エビングハウスの忘却曲線によれば、本当は「学んだその日」に復習することが最適なのですが、時間がない社会人の場合は、翌日でも大丈夫です。そのようにして3日連続して、同じことを学びます。そのあとは1週間後、1か月後、3か月後、半年後というように、徐々に伸ばして復習していきます。繰り返すほどに、反復のスピードは速くなります。内容の理解が進むからです。ですから、それほどの手間はかからないものです。

復習していくと、内容がしっかりと脳にしみわたっていく実感がでてきます。
「ああ、身についているな」という感じがして、確実に実力が養成されていきます。そのようにして入門書の最初から積み上げていけば、基礎がしっかり身に付くので、応用問題もどんどん解けるようになっていきます。

そうなると勉強自体がおもしろくなってくるので、試験に受かるという目標以外に、勉強することが目的になったりします。

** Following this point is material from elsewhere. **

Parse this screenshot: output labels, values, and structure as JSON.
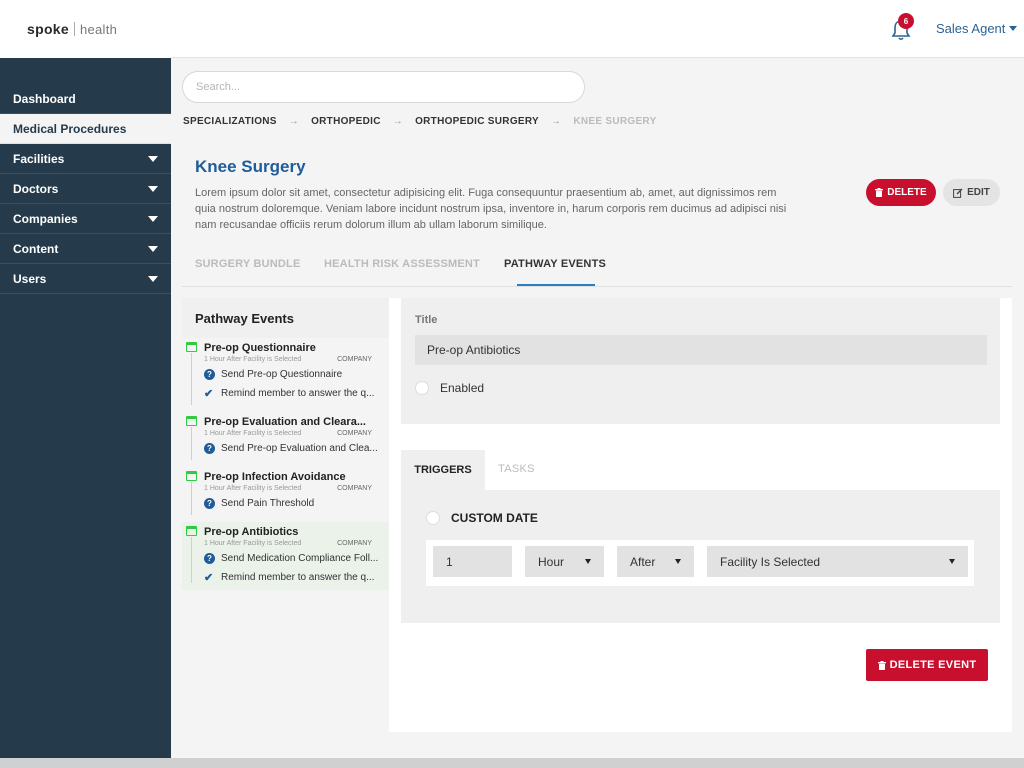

べつにモチベーションのアップ法とか、考えなくても面白くてしかたないのですから。このように、「わかる」ということは最高の勉強のやり方といえます。そのためには、復習に重点を置くということがポイントになるのです。

あとがき

40代から資格を取得しようという人もいます。大変すばらしいことと思います。頭脳は年齢にかかわらず発達していくといわれていますし、生涯学習の観点からも感心できます。資格取得にもいろいろあり、ハローワークの資格取得支援制度があったり、失業保険との兼ね合いがあったりします。また生活保護を受けている場合もあります。リストラに合い、独立を目指す人や、次の転職に有利になるように資格を取っておきたい、という人もいることでしょう。失業しているのなら、なおさら、このページで述べているように、かける費用は本代くらいにして、あとは独学で突破したいところです。

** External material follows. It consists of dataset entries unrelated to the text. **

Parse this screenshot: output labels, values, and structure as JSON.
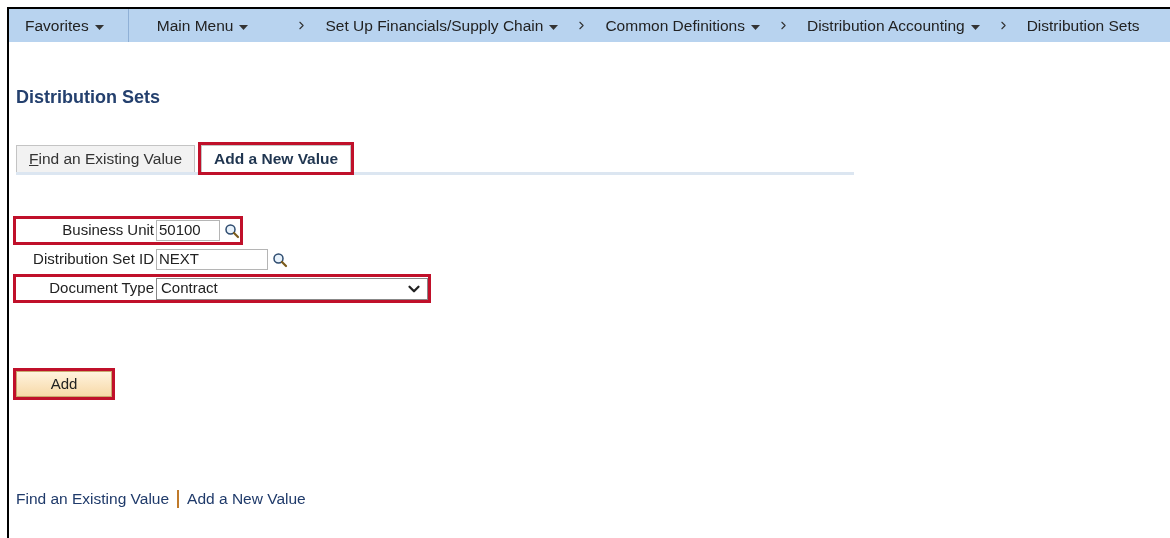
{
  "nav_bar": {
    "items": [
      {
        "label": "Favorites",
        "kind": "menu",
        "separator_before": false
      },
      {
        "label": "Main Menu",
        "kind": "menu",
        "separator_before": false
      },
      {
        "label": "Set Up Financials/Supply Chain",
        "kind": "menu",
        "separator_before": true
      },
      {
        "label": "Common Definitions",
        "kind": "menu",
        "separator_before": true
      },
      {
        "label": "Distribution Accounting",
        "kind": "menu",
        "separator_before": true
      },
      {
        "label": "Distribution Sets",
        "kind": "current",
        "separator_before": true
      }
    ]
  },
  "page_title": "Distribution Sets",
  "tabs": [
    {
      "label": "Find an Existing Value",
      "selected": false,
      "highlighted": false
    },
    {
      "label": "Add a New Value",
      "selected": true,
      "highlighted": true
    }
  ],
  "fields": [
    {
      "label": "Business Unit",
      "value": "50100",
      "kind": "lookup",
      "highlighted": true
    },
    {
      "label": "Distribution Set ID",
      "value": "NEXT",
      "kind": "lookup",
      "highlighted": false
    },
    {
      "label": "Document Type",
      "value": "Contract",
      "kind": "dropdown",
      "highlighted": true
    }
  ],
  "add_button": {
    "label": "Add",
    "highlighted": true
  },
  "footer_links": [
    "Find an Existing Value",
    "Add a New Value"
  ]
}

巷には、看護師や医師、税理士、弁理士、一級建築士、不動産鑑定士、リフレクソロジー、ネイリスト検定、英検、保育士、管理栄養士、食品衛生管理者などなど、多くの資格取得試験がありますが、要は内容が異なるだけで、進め方に関しては復習が大事ということに変わりはありません。一度は海馬にいれた記憶を、いかにして側頭葉をはじめとした脳の全体に移していくか。それには海馬に重要性を認識させるしかありません。そのための方法の一つが、復習するという行為になります。

そのほかイメージ記憶術をつかうことでも、海馬に重要性を認識させることができます。あえて間違ってフラグを立てるというテクニックもあります。その意味では、過去問や模試、テストで間違えた個所こそ、じっくり復習する癖をつけましょう。間違えたものだけを書いた、まとめノートをつくるのもいいかもしれません。これで急速に実力をバージョンアップしていくことができます。

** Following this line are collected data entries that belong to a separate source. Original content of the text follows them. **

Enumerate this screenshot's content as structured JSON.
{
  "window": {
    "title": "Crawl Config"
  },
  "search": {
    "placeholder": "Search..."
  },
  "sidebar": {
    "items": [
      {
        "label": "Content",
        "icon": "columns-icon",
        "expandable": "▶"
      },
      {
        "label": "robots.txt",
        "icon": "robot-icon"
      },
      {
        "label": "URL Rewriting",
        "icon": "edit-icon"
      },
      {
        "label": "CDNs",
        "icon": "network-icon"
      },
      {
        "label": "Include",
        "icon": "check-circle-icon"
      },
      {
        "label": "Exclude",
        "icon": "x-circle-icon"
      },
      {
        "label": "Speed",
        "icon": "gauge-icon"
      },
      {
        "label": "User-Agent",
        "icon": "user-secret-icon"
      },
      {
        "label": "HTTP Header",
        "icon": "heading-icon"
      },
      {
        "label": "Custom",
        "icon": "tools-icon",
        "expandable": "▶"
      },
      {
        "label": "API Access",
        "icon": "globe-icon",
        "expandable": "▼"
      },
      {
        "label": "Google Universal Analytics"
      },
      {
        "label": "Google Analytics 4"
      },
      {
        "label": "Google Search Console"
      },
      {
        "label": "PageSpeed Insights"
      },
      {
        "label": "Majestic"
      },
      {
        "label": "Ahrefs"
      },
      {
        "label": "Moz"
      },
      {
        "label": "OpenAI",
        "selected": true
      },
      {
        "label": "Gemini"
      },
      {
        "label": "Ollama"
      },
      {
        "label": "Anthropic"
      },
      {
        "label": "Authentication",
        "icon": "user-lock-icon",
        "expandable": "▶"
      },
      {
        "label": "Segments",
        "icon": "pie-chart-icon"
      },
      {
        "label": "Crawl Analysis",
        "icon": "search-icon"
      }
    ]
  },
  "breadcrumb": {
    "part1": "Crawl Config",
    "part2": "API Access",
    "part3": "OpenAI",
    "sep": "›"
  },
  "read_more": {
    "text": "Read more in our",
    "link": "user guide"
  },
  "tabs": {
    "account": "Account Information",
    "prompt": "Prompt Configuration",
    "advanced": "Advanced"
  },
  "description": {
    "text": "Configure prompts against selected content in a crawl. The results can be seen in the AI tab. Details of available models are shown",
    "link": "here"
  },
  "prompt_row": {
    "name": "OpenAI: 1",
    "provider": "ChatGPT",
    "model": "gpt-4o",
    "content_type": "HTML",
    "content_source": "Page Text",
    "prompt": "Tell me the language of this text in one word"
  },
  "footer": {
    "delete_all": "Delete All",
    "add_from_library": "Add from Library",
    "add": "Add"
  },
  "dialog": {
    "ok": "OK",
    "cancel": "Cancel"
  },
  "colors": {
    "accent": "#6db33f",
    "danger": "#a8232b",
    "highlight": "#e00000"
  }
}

そのほか教員採用試験や地方・国家公務員試験、警察官も、ある意味、資格といえます。最近ではパソコンをつかった事務や技能に人気が集まっています。マイクロソフト認定資格(MOS)とかITパスポート、パワーポイントなどです。さらに、秘書検定や医療事務、社会福祉士、社会保険労務士(社労士)、ファイナンシャルプランナー、マンション管理士、中小企業診断士、土地家屋調査士、簿記2級・3級、調剤薬局事務などなど数多くの資格がひしめています。本屋にいくと、その多さにおどろくほどです。どの資格も勉強のやり方は共通しているので、一つでも通過できれば、ほかの試験にも応用できます。多くの資格を保有している人は、一度成功しているので、その「経験」をほかの試験にも適用できるわけです。